What cells are primarily responsible for asthma?

Cells Responsible for Asthma

The primary cells responsible for asthma are mast cells, eosinophils, T lymphocytes (particularly Th2 cells), neutrophils, macrophages, and epithelial cells, with eosinophils and T lymphocytes playing the most crucial roles in the inflammatory process that drives asthma pathophysiology. 1

Key Inflammatory Cells in Asthma

Primary Cells

• Eosinophils: Central to allergic/T2-high asthma, releasing inflammatory mediators that cause airway damage and hyperresponsiveness 1, 2
• T lymphocytes: Particularly CD4+ Th2 cells that orchestrate the allergic response through cytokine production (IL-4, IL-5, IL-13) 3, 4
• Mast cells: Release histamine and other mediators during allergen exposure, causing immediate bronchoconstriction 1, 5

Secondary Cells

• Neutrophils: Predominant in specific asthma phenotypes including severe asthma, sudden-onset fatal exacerbations, occupational asthma, and in smokers 1
• Macrophages: Contribute to chronic inflammation and remodeling 1, 5
• Epithelial cells: Both targets of inflammation and active participants in the inflammatory response 1, 5

Asthma Phenotypes and Cell Predominance

Eosinophilic/T2-High Asthma

This is the classic allergic asthma pattern characterized by:

• Predominance of eosinophils and Th2 lymphocytes 2
• Production of Th2 cytokines (IL-4, IL-5) 3
• Good response to corticosteroid therapy 1
• Often associated with atopy and allergic triggers 1

Neutrophilic/T2-Low Asthma

This phenotype is characterized by:

• Predominance of neutrophils rather than eosinophils 1
• Often seen in severe, refractory asthma 1
• Associated with sudden-onset fatal exacerbations 1
• More common in smokers and those with occupational asthma 1
• Less responsive to conventional corticosteroid therapy 1

Non-Asthmatic Eosinophilic Bronchitis (NAEB)

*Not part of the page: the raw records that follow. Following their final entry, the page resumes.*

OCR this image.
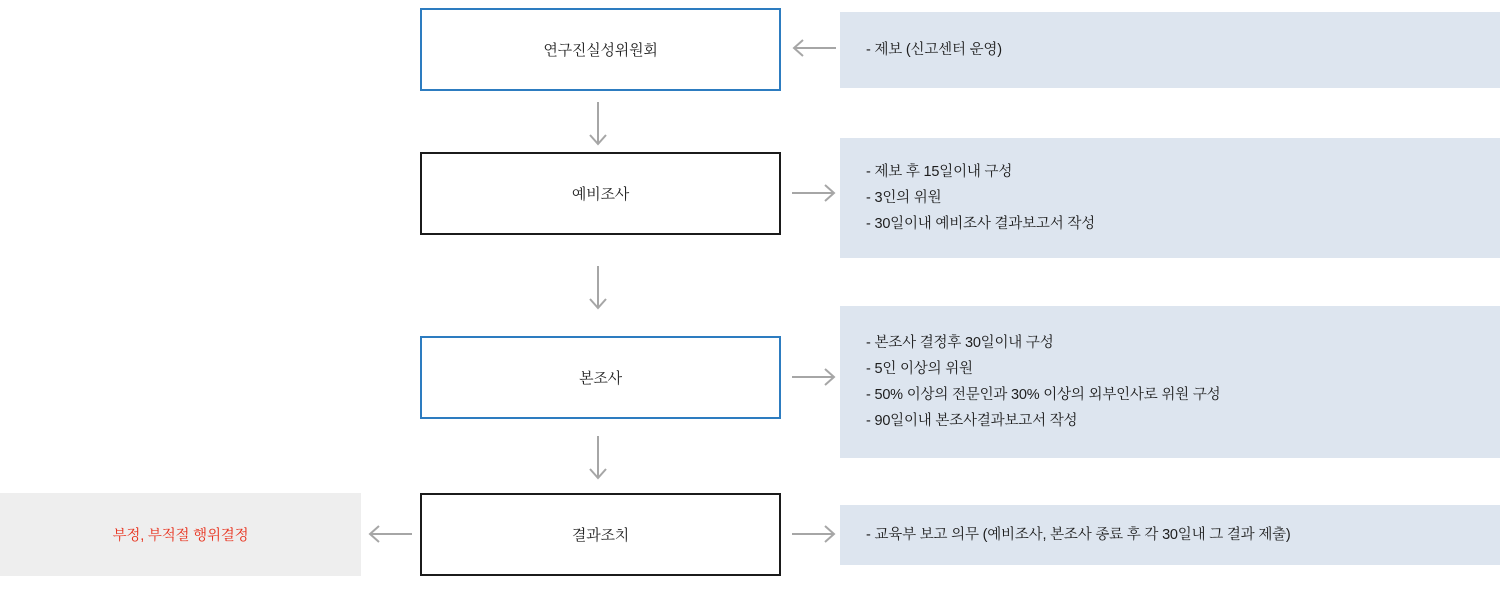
연구진실성위원회	- 제보 (신고센터 운영)
예비조사
- 제보 후 15일이내 구성
- 3인의 위원
- 30일이내 예비조사 결과보고서 작성
본조사
- 본조사 결정후 30일이내 구성
- 5인 이상의 위원
- 50% 이상의 전문인과 30% 이상의 외부인사로 위원 구성
- 90일이내 본조사결과보고서 작성
결과조치	- 교육부 보고 의무 (예비조사, 본조사 종료 후 각 30일내 그 결과 제출)
부정, 부적절 행위결정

This related condition shares features with asthma but has important differences:

• Similar eosinophilic inflammation to asthma 1
• Lacks airway hyperresponsiveness characteristic of asthma 1
• Different pattern of mast cell localization compared to asthma 1
• Responds to anti-inflammatory treatments 1

Pathophysiological Mechanisms

Inflammatory Cascade

1. Allergen exposure activates mast cells and Th2 lymphocytes 2
2. Th2 cells release cytokines (IL-4, IL-5, IL-13) 3
3. IL-5 recruits and activates eosinophils 2
4. Activated inflammatory cells release mediators causing:
   • Bronchoconstriction
   • Mucus hypersecretion
   • Airway edema
   • Airway hyperresponsiveness 1

Airway Remodeling

Chronic inflammation leads to structural changes:

• Subbasement membrane fibrosis 1
• Smooth muscle hypertrophy 1
• Mucus gland hyperplasia 1
• Angiogenesis 1
• These changes may lead to fixed airflow obstruction over time 1

Clinical Implications

Diagnostic Considerations

• Sputum cell counts can help identify the predominant inflammatory cell type 1
• Blood eosinophil counts and fractional exhaled nitric oxide (FeNO) can indicate eosinophilic inflammation 1
• Different cell patterns may require different treatment approaches 6

Treatment Implications

• Eosinophilic asthma typically responds well to corticosteroids 1
• Neutrophilic asthma may be less responsive to conventional steroid therapy 1
• Phenotype switching can occur due to environmental factors, aging, infections, or treatment effects, requiring reassessment of inflammatory patterns and treatment adjustments 6

Pitfalls and Caveats

• Asthma phenotypes can change over time (phenotype switching), requiring periodic reassessment of inflammatory patterns 6
• Corticosteroids may prolong neutrophil survival by decreasing apoptosis, potentially worsening neutrophilic inflammation 1
• The presence of neutrophils doesn't exclude eosinophilic inflammation; mixed patterns can occur 1
• Focusing solely on one cell type may lead to suboptimal treatment in patients with mixed inflammatory patterns 6
• Environmental exposures, infections, and aging can all modify the inflammatory cell pattern in asthma 6

Understanding the cellular basis of asthma is crucial for appropriate phenotyping and targeted therapy selection, ultimately improving control of symptoms and reducing the risk of exacerbations and long-term complications.